La figure du faussaire a toujours fasciné le cinéma. Rappelons que dans le salutaire registre de la parodie, Le cave se rebiffe, de Gilles Grangier, dialogué par Michel Audiard, tient parfaitement la comparaison avec Les Tontons flingueurs : Maurice Biraud en as du faux talbin et Jean Gabin en commanditaire exigeant y font des merveilles. Certes, on rit moins chez Salomé, mais on lui sait gré de prendre au sérieux cette affaire avec un film mené tambour battant. Reda Kateb en faux-monnayeur fabuleux tire son épingle du jeu et le reste du casting – Bastien Bouillon et Pierre Lottin en tête – est au diapason.

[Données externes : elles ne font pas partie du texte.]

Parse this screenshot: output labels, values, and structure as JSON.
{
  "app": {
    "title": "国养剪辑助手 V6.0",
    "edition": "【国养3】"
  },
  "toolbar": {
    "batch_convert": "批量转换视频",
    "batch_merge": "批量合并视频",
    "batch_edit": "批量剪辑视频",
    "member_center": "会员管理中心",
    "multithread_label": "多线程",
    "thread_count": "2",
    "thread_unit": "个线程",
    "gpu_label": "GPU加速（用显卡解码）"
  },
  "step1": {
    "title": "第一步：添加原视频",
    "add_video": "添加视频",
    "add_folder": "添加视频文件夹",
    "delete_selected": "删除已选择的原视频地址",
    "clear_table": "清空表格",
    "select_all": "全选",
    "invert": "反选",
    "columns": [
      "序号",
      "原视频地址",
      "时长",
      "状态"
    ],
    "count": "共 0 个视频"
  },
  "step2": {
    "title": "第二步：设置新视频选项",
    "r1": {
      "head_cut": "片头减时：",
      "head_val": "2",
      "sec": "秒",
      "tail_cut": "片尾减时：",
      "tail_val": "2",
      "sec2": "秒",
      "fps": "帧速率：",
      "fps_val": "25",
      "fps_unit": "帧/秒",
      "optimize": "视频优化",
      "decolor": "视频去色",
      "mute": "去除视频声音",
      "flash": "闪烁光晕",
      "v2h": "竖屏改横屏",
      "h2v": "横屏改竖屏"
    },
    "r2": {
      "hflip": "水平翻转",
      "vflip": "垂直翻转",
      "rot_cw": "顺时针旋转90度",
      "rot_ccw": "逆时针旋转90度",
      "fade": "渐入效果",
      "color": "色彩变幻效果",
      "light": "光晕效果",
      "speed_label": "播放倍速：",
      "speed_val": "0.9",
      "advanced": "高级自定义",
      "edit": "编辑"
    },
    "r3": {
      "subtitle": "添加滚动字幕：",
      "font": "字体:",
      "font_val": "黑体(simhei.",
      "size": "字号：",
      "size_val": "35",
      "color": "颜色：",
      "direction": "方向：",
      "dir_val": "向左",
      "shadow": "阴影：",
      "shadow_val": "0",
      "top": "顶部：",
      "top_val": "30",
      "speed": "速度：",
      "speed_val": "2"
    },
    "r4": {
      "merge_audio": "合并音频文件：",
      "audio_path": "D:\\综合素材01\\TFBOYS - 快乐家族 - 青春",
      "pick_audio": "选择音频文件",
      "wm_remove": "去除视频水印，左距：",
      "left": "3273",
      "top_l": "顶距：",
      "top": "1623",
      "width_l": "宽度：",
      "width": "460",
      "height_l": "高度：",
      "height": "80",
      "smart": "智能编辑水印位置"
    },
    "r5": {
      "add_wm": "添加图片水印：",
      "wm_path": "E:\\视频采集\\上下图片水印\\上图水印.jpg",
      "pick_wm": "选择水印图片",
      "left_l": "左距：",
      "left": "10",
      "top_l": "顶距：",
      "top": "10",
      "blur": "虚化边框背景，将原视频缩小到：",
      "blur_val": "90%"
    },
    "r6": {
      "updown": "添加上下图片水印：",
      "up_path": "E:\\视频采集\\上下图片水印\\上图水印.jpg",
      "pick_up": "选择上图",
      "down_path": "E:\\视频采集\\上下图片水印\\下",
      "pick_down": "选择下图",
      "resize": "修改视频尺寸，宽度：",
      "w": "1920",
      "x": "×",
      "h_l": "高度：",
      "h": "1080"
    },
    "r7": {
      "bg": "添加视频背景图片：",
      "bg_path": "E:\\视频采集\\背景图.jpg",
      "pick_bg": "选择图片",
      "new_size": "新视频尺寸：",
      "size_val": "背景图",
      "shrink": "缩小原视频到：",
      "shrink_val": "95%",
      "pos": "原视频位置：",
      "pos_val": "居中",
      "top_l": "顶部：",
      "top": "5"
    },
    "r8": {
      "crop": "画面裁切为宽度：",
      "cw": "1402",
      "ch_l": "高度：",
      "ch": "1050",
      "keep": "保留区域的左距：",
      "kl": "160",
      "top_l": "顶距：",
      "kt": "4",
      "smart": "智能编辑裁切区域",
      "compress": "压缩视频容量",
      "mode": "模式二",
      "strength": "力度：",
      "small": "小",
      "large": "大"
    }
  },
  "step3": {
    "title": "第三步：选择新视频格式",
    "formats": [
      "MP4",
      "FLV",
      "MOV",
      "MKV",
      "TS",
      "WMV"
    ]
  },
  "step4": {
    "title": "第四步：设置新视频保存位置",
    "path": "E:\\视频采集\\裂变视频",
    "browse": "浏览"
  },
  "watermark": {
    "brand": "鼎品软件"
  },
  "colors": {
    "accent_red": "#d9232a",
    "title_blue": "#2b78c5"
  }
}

Rien de génial, mais ce film qui fait l’éloge du travail bien fait est lui-même bien ficelé : Salomé sait raconter une histoire et nous y intéresser. Il est vrai qu’il tenait là un sujet en or avec son lot de rebondissements, de suspenses en tous genres et autres crises familiales liées au secret. Gendarmes et voleurs, c’est toujours un bon prétexte pour mener une honnête entreprise de divertissement. Et puis, au-delà de ses indéniables qualités, le film s’autorise le portrait d’un artiste solitaire qui aimerait que son tour de main soit reconnu à sa juste valeur. Au point d’ailleurs que Bojarski marquait sciemment ses faux billets de minuscules différences qui sont autant de signatures volontaires. On imagine aisément comment ce drôle de zèbre a fini sa carrière, le plus piquant étant qu’à l’époque on pouvait lire sur chaque billet l’extrait de l’article 139 du Code pénal relatif aux sanctions encourues par les contrefacteurs. Autre ironie du sort, les collectionneurs s’arrachent désormais et à prix d’or les faux billets élaborés par le virtuose, tandis que, semble-t-il, la Banque de France en conserve de nombreux exemplaires dans ses coffres.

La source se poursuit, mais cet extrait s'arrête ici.